Personal information
- Born: 23 June 1951 (age 75) Brisbane, Queensland, Australia

Playing information
- Position: Prop
Club
| Years | Team | Pld | T | G | FG | P |
| 19??–?? | Easts (Brisbane) |  |  |  |  |  |
| 1974–75 | Norths (Brisbane) |  |  |  |  |  |
| 1976–77 | Castleford |  |  |  |  |  |
| 1975–81 | Cronulla-Sutherland | 120 | 14 | 0 | 0 | 42 |
| 1982–?? | Easts (Brisbane) |  |  |  |  |  |
|  | Total | 120 | 14 | 0 | 0 | 42 |
Representative
| Years | Team | Pld | T | G | FG | P |
| 1973 | Queensland | 1 | 0 | 0 | 0 | 0 |
| 1978 | New South Wales | 1 | 0 | 0 | 0 | 0 |
| 1981–82 | Queensland Maroons | 4 | 0 | 0 | 0 | 0 |
- Source: As of 15 November 2010

= Paul Khan =

Australian rugby league footballer

Paul Khan (born 23 June 1953) is an Australian former rugby league footballer who played in the 1970s and 1980s. He was a state representative for both New South Wales and Queensland with his first grade club career played with the Cronulla-Sutherland Sharks.
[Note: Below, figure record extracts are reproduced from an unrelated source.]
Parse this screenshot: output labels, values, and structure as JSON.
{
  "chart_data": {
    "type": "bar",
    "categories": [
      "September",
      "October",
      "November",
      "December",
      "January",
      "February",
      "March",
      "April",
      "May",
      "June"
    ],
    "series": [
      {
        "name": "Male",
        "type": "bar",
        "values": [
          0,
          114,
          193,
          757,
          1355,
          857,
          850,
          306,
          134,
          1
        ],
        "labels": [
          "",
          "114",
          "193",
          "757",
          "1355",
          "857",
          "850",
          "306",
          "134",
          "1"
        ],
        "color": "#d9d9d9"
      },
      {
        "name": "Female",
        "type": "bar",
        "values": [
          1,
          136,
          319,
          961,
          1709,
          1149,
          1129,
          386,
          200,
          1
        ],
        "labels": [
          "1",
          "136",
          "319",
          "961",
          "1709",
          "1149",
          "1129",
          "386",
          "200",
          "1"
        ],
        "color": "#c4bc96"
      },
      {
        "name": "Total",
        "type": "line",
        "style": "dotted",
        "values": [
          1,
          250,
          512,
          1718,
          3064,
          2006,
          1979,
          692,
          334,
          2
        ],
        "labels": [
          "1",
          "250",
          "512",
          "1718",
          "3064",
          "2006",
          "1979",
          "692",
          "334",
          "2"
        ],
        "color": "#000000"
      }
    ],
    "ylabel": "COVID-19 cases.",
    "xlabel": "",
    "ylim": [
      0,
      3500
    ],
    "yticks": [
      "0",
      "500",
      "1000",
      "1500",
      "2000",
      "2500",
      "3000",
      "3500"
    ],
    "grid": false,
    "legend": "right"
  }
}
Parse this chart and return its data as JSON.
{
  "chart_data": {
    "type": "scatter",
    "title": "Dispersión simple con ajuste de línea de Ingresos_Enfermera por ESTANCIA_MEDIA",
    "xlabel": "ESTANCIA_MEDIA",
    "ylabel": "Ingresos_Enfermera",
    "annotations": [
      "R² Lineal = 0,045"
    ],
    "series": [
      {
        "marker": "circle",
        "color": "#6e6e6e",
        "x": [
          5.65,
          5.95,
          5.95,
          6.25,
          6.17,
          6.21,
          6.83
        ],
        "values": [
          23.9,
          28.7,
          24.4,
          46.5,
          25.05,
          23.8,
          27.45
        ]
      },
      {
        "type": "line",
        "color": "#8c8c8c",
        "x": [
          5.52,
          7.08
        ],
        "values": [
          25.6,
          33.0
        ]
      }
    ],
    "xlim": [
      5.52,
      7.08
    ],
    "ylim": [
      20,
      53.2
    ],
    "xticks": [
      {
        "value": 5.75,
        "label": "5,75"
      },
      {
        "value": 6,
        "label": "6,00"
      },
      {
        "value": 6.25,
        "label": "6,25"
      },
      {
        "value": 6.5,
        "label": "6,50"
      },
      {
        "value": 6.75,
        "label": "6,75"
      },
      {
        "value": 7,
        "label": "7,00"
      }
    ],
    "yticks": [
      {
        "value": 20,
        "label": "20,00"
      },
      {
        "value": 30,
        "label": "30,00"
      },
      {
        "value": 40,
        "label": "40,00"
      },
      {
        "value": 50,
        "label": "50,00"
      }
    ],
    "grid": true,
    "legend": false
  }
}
==Club and representative career==
While playing for Queensland Colts, in 1973 Khan was selected for Queensland in the interstate series against New South Wales. He was graded in 1974 with Brisbane Norths whose coach Tommy Bishop recommended him to the Cronulla-Sutherland Sharks in Sydney where he spent the 1975 season. He had a stint in England with Castleford in 1976-1977 and returned to Cronulla for the 1978 season and played in that year's Grand Final and the Grand Final Replay. He played further seasons with Cronulla up till the end of 1981 totalling 120 appearances for the club. Khan was a major player in the Sharks' 26-5 smashing of Combined Brisbane in the 1979 Amco Cup – Cronulla's only piece of silverware to this point.

The ball-playing Khan returned to Brisbane in 1982 for a season with Brisbane Easts where he was part of the club's 23-15 Winfield State League Final win over Redcliffe at Lang Park. He moved to the John Barber-coached Redcliffe Dolphins the following season where he ended up playing in a losing BRL Grand Final side (Easts beating Redcliffe 14–6).

He was first selected for NSW in 1978 under the residential criteria. In the single 1981 State of Origin match played under the new Origin selection criteria he was one of four New South Wales based players called on by Queensland. He played in all three games of the 1982 series.

He is one of the relatively rare number of players to have represented both Queensland and New South Wales.